There are the pat answers: teamwork, good sportsmanship, athleticism, health and wellness, but all those good reasons are beside the point.
Hockey gives parents an excuse to get out during the long cold winter. It lets us rent hotel rooms and spend our money and the weekend in a cold, icy location. It allows us to visit places that are a stone's throw from Canada. It teaches us the financial benefits of the early-bird restaurant specials in the various small towns where we are holed up for two-and-a-half days.
Most important, hockey - like any other sport - allows us to live vicariously through our kids; isn't that what it's all about, really?
All kidding aside (and you know I am kidding, right?) Hockey is an activity that brings families together to have fun. That's the part that really works for me. I am all about fun - as long as it doesn't include any broken bones.
Science experiments, however, are another story. I always thought science was a non-controversial topic. Every school I've ever visited sanctions science as a legitimate area of learning. It is part of an accepted curriculum. I figured no parent could object to science.
Shows you how naïve I am. The parents accompanying their children on this particular hockey weekend didn't like the idea of kids mixing substances together just to witness the combustible results.
Of course, it didn't help matters that my kid was one of the main culprits and was in charge of providing mixing instructions to the group. He has a variety of "recipes" compiled from school projects and the Discovery channel, which have led to extensive at-home science experiments.
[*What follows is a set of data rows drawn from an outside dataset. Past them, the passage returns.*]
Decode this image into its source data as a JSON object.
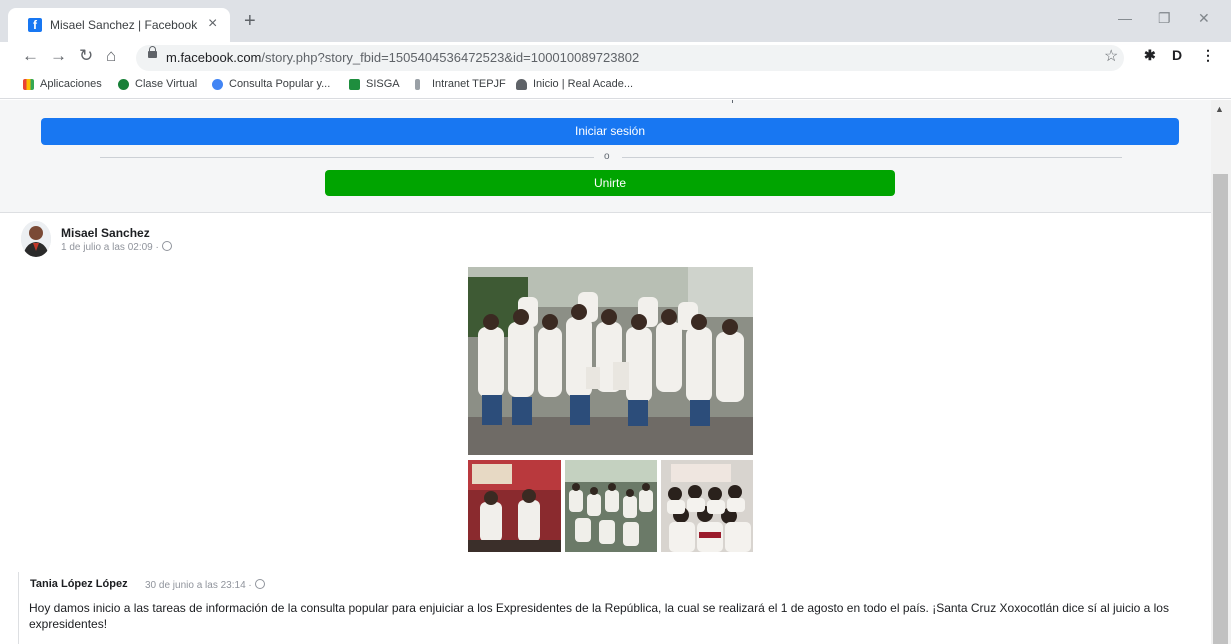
{
  "browser": {
    "tab_title": "Misael Sanchez | Facebook",
    "tab_favicon": "f",
    "url_host": "m.facebook.com",
    "url_path": "/story.php?story_fbid=1505404536472523&id=100010089723802",
    "bookmarks": [
      {
        "label": "Aplicaciones",
        "icon": "apps-grid-icon"
      },
      {
        "label": "Clase Virtual",
        "icon": "classroom-icon"
      },
      {
        "label": "Consulta Popular y...",
        "icon": "globe-icon"
      },
      {
        "label": "SISGA",
        "icon": "sisga-icon"
      },
      {
        "label": "Intranet TEPJF",
        "icon": "tepjf-icon"
      },
      {
        "label": "Inicio | Real Acade...",
        "icon": "rae-icon"
      }
    ],
    "extension_label": "D"
  },
  "login_bar": {
    "login_label": "Iniciar sesión",
    "or_label": "o",
    "join_label": "Unirte",
    "login_color": "#1877f2",
    "join_color": "#00a400"
  },
  "post": {
    "author": "Misael Sanchez",
    "meta": "1 de julio a las 02:09 · ",
    "privacy_icon": "globe-icon",
    "photo_count": 4,
    "quoted": {
      "author": "Tania López López",
      "meta": "30 de junio a las 23:14 · ",
      "text": "Hoy damos inicio a las tareas de información de la consulta popular para enjuiciar a los Expresidentes de la República, la cual se realizará el 1 de agosto en todo el país. ¡Santa Cruz Xoxocotlán dice sí al juicio a los expresidentes!"
    }
  }
}
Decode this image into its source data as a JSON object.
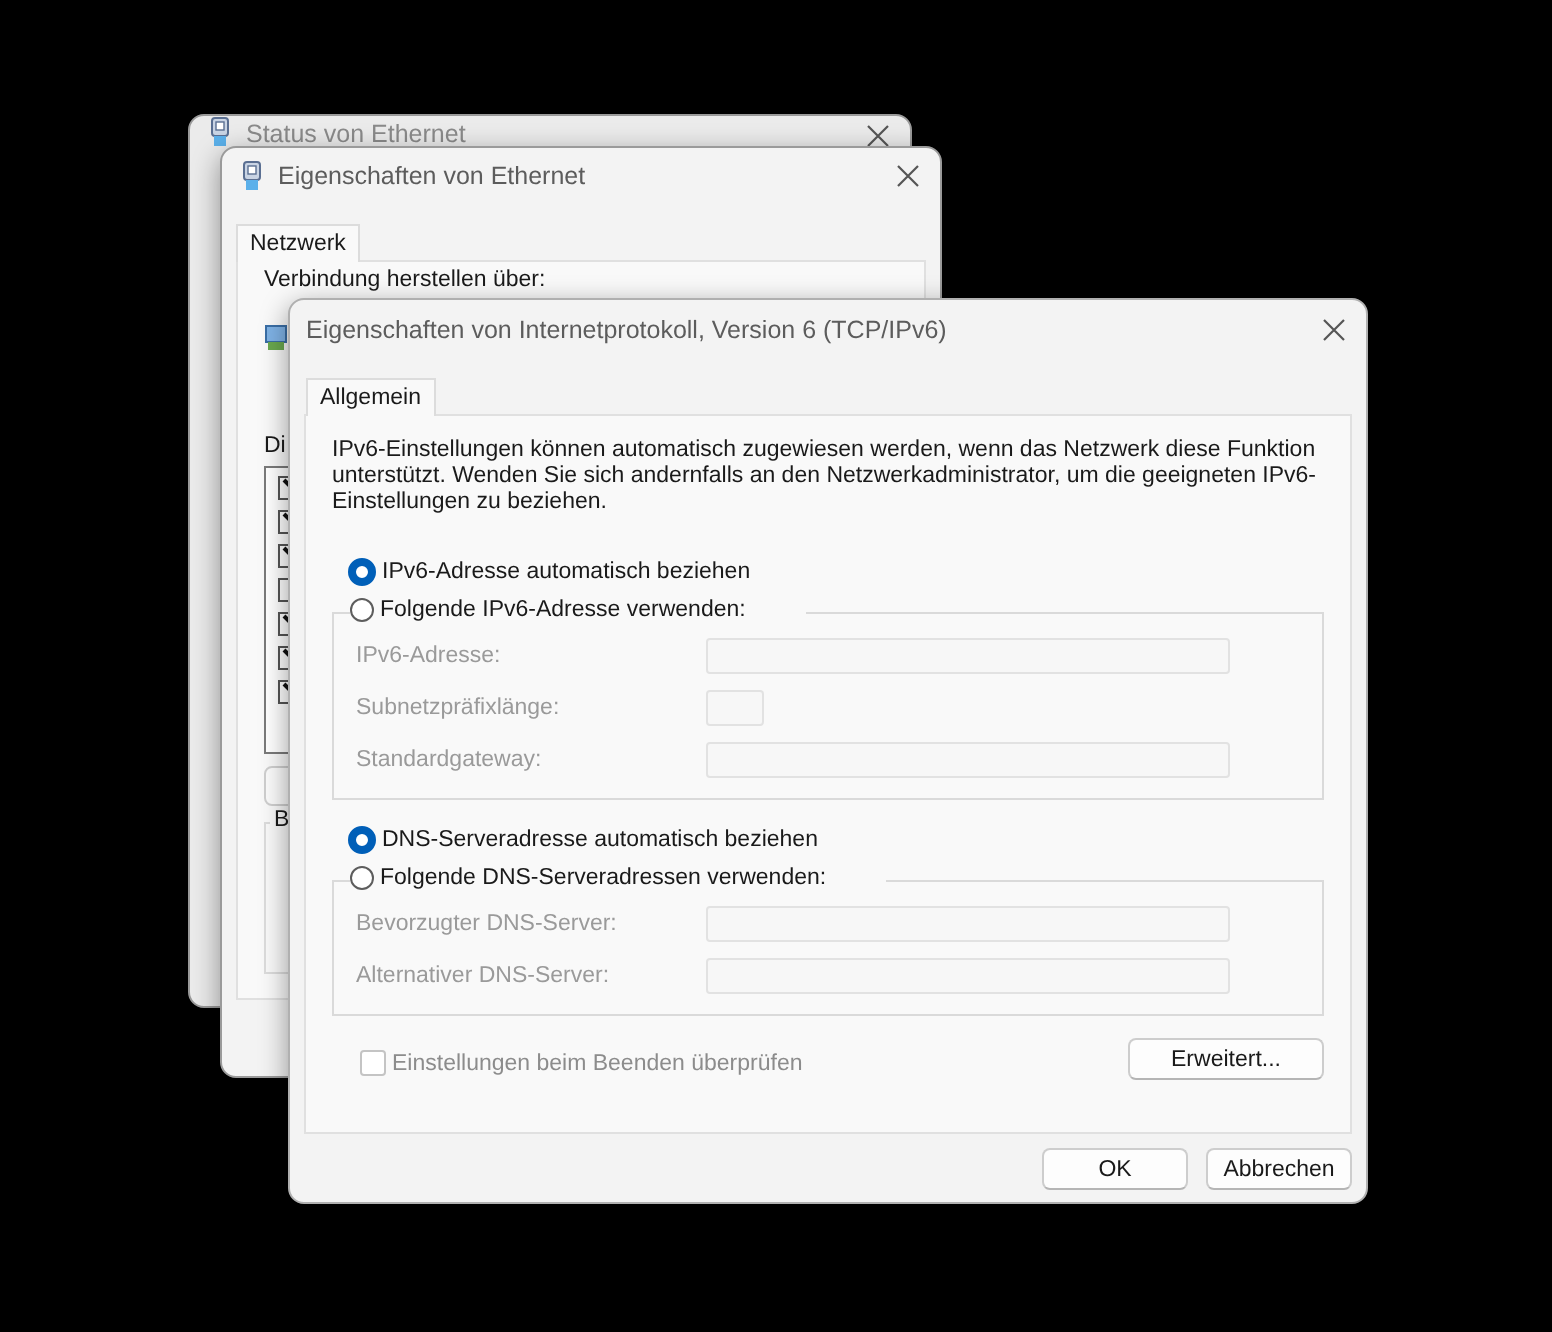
{
  "status_window": {
    "title": "Status von Ethernet"
  },
  "ethernet_window": {
    "title": "Eigenschaften von Ethernet",
    "tabs": [
      {
        "label": "Netzwerk",
        "selected": true
      }
    ],
    "connect_label": "Verbindung herstellen über:",
    "components_label": "Di",
    "components": [
      {
        "checked": true
      },
      {
        "checked": true
      },
      {
        "checked": true
      },
      {
        "checked": false
      },
      {
        "checked": true
      },
      {
        "checked": true
      },
      {
        "checked": true
      }
    ],
    "group_label": "B"
  },
  "ipv6_dialog": {
    "title": "Eigenschaften von Internetprotokoll, Version 6 (TCP/IPv6)",
    "tabs": [
      {
        "label": "Allgemein",
        "selected": true
      }
    ],
    "description": "IPv6-Einstellungen können automatisch zugewiesen werden, wenn das Netzwerk diese Funktion unterstützt. Wenden Sie sich andernfalls an den Netzwerkadministrator, um die geeigneten IPv6-Einstellungen zu beziehen.",
    "address_options": [
      {
        "label": "IPv6-Adresse automatisch beziehen",
        "selected": true
      },
      {
        "label": "Folgende IPv6-Adresse verwenden:",
        "selected": false
      }
    ],
    "address_fields": [
      {
        "label": "IPv6-Adresse:",
        "kind": "wide",
        "disabled": true
      },
      {
        "label": "Subnetzpräfixlänge:",
        "kind": "short",
        "disabled": true
      },
      {
        "label": "Standardgateway:",
        "kind": "wide",
        "disabled": true
      }
    ],
    "dns_options": [
      {
        "label": "DNS-Serveradresse automatisch beziehen",
        "selected": true
      },
      {
        "label": "Folgende DNS-Serveradressen verwenden:",
        "selected": false
      }
    ],
    "dns_fields": [
      {
        "label": "Bevorzugter DNS-Server:",
        "kind": "wide",
        "disabled": true
      },
      {
        "label": "Alternativer DNS-Server:",
        "kind": "wide",
        "disabled": true
      }
    ],
    "validate_checkbox": {
      "label": "Einstellungen beim Beenden überprüfen",
      "checked": false,
      "disabled": true
    },
    "advanced_button": "Erweitert...",
    "buttons": [
      "OK",
      "Abbrechen"
    ]
  }
}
Combining baking soda and vinegar is just the beginning. We've dabbled in Mentos and Coke as well as other harsher concoctions that perhaps are best not to mention here.
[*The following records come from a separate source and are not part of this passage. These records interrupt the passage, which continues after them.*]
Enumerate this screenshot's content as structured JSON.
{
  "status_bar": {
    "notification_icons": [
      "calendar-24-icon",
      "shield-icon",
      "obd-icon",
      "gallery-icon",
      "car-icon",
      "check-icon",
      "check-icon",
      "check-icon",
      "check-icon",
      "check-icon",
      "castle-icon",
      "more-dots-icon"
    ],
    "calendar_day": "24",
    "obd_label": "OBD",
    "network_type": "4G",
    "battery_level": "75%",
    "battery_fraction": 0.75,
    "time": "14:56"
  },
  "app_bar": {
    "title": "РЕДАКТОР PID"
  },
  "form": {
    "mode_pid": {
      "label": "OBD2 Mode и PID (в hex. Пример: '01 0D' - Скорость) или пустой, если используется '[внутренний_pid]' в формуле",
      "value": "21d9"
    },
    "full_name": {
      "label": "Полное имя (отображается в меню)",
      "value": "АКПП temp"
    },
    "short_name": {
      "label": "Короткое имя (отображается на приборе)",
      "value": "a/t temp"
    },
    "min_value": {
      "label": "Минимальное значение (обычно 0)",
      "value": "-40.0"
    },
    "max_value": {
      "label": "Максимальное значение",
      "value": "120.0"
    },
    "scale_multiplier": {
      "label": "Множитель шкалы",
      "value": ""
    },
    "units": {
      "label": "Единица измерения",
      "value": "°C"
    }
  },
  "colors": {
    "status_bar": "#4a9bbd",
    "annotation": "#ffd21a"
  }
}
I found out last weekend that one family's science experiment is another person's explosive. Parents were upset (and rightly so) that their kids were making bombs. I would have been, too, if I'd ever thought about it that way when we were conducting lots and lots of science experiments (that I guess might have technically been bombs) at home.
Science can be a double-edged sword. It has its benefits: knowledge, problem-solving, and dramatic chemical reactions. It can also be fraught with risk - as in a felony conviction for making bombs.
I think we'd all agree it's good to avoid felonies.
Still, at my house, our various science experiments have brought us together as a family to have fun. That's the part that works for me. I am all about having fun - as long as it doesn't include any jail time.
Hockey and science - to be or not to be? That is the (big) question, and one you'd better answer for yourself. At my house we like to live life on the wild side. We've been known to mix Mentos and Coke on a regular Tuesday afternoon just minutes before leaving for hockey practice. I wouldn't recommend that sort of dangerous lifestyle to anyone. But for us, it works.